On Thursday, the Federal Reserve Board (the “Board”) proposed significant changes to Regulation Z (Truth in Lending) intended to improve the disclosures consumers receive in connection with closed-end mortgages and home-equity lines of credit (“HELOCs”). These changes reflect the result of consumer testing conducted as part of the Board's review of the rules for home-secured credit. The amendments would also provide new consumer protections for all home-secured credit. Federal Reserve Chairman Ben S. Bernanke stated that "[c]onsumers need the proper tools to determine whether a particular mortgage loan is appropriate for their circumstances…it is often said that a home is a family's most important asset, and it is the Federal Reserve's responsibility to see that borrowers receive the information they need to protect that asset."
Closed-end mortgage disclosures would be revised to highlight potentially risky features such as adjustable rates, prepayment penalties, and negative amortization. The Board's proposal would:
- Improve the disclosure of the annual percentage rate (the “APR”) so it captures most fees and settlement costs paid by consumers;
- Require lenders to show how the consumer's APR compares to the average rate offered to borrowers with excellent credit;
- Require lenders to provide final Truth in Lending Act (the “TILA”) disclosures so that consumers receive them at least three business days before loan closing; and
- Require lenders to show consumers how much their monthly payments might increase, for adjustable-rate mortgages.
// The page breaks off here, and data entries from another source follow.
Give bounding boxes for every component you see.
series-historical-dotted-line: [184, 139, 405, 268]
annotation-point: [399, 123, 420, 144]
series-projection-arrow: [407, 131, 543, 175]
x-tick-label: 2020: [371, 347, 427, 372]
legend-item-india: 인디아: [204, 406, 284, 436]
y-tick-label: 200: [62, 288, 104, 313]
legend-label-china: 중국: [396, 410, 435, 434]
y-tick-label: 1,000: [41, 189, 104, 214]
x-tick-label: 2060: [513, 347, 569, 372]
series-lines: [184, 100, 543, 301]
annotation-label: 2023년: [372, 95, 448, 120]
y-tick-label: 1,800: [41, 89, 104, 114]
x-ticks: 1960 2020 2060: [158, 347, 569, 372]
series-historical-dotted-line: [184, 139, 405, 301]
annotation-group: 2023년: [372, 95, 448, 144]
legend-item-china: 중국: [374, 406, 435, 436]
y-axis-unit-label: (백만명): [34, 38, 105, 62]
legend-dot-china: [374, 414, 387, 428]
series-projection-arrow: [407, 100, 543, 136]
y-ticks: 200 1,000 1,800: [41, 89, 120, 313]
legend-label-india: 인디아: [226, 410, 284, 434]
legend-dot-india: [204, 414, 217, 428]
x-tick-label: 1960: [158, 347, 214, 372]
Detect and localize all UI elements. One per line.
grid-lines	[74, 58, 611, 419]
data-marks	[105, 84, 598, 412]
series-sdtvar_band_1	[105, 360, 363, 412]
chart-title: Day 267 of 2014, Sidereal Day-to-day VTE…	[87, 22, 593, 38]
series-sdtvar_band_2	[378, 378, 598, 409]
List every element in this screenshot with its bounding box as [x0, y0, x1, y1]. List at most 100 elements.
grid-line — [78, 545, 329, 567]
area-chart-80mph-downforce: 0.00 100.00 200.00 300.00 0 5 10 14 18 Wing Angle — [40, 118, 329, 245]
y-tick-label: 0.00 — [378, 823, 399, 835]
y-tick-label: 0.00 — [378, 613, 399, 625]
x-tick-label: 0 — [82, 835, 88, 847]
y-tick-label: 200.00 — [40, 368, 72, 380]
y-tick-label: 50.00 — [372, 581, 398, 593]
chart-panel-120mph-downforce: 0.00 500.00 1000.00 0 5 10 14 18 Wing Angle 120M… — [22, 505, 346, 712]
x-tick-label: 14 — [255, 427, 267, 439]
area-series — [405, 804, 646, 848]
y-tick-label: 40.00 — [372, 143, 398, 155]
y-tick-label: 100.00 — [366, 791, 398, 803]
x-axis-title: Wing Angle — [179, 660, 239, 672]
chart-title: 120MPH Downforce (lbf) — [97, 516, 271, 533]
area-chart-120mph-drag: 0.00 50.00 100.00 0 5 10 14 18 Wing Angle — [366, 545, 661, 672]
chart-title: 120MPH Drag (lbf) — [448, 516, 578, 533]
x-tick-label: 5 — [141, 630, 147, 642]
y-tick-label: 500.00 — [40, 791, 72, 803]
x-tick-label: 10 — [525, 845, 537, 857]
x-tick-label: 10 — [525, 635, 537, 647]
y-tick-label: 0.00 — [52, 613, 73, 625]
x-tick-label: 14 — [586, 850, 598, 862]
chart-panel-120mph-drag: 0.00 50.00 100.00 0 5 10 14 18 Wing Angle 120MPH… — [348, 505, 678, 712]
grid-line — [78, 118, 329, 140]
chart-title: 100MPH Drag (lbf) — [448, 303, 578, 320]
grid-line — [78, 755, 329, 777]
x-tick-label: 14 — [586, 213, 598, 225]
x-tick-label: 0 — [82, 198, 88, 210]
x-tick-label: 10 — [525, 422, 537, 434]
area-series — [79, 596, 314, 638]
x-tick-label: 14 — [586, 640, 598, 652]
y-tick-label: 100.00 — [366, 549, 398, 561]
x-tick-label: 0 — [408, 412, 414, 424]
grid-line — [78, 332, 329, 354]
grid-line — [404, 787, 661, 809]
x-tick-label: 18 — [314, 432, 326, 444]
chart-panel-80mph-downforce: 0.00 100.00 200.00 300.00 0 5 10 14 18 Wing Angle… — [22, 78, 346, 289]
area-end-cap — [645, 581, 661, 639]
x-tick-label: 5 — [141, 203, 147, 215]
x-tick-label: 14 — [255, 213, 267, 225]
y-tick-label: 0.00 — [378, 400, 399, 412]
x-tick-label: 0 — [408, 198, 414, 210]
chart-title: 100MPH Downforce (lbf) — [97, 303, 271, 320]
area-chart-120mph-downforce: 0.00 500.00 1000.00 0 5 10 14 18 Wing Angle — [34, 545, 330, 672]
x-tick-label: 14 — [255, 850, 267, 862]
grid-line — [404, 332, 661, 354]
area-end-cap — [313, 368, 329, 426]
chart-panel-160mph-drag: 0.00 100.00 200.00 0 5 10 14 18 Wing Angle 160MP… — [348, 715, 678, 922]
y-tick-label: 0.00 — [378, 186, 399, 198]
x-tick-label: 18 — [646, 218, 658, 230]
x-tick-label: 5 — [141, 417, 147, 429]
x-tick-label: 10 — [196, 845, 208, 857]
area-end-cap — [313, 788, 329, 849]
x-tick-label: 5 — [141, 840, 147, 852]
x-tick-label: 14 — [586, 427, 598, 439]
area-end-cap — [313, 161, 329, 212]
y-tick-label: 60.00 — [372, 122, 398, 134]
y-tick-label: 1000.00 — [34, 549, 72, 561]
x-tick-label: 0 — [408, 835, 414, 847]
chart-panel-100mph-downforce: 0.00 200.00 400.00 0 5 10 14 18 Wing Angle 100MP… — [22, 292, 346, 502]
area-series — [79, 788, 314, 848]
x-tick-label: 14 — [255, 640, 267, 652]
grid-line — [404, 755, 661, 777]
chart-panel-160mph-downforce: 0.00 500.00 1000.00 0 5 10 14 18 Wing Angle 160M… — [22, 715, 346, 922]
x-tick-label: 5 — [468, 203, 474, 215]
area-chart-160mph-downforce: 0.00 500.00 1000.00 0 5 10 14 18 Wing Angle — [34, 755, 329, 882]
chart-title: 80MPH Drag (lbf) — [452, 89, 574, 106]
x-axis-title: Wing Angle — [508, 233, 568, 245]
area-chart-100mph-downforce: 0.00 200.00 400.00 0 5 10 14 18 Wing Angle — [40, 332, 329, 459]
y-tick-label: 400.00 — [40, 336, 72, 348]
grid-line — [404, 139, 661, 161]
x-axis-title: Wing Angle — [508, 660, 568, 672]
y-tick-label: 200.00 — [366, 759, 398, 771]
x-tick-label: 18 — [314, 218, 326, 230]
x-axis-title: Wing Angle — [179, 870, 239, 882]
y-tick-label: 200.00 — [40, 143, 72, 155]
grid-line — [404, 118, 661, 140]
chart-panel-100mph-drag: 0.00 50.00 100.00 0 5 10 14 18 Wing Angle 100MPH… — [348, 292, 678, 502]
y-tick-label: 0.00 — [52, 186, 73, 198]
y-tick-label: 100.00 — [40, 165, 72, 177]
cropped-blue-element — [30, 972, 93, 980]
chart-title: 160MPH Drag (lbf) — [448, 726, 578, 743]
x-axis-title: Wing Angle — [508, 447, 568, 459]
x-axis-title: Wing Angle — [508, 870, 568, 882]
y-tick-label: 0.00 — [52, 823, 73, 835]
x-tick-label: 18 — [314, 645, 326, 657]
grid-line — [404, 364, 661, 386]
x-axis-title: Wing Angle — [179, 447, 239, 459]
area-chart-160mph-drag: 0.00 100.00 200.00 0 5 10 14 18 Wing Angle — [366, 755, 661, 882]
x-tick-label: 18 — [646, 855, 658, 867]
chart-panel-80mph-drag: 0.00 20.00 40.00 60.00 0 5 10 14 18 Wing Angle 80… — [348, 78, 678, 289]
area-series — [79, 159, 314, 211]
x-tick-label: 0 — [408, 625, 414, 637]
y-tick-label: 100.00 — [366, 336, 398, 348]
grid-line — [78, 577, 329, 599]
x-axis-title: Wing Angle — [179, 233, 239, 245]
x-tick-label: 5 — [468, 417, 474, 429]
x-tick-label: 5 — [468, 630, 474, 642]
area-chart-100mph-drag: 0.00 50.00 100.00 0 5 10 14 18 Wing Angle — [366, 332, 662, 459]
Governor Elizabeth A. Duke stated that "[o]ur goal is to ensure that consumers receive the information they need, whether they are applying for a fixed-rate mortgage with level payments for 30 years, or an adjustable-rate mortgage with low initial payments that can increase sharply…[w]ith this in mind, the disclosures would be revised to highlight potentially risky features such as adjustable rates, prepayment penalties, and negative amortization."
The Board will also work with the Department of Housing and Urban Development (the “HUD”) to make the disclosures mandated by TILA, and HUD's disclosures, required by the Real Estate Settlement Procedures Act, complementary, potentially developing a single disclosure form that creditors could use to satisfy both laws.
In addition to enhanced disclosures, the Board's proposal would:
- Prohibit payments to a mortgage broker or a loan officer that are based on the loan's interest rate or other terms; and
- Prohibit a mortgage broker or loan officer from "steering" consumers to transactions that are not in their interest in order to increase the mortgage broker's or loan officer's compensation.
The Board’s proposed changes will be offered for public comment. The comment period ends 120 days after publication of the proposals in the Federal Register, which is expected shortly.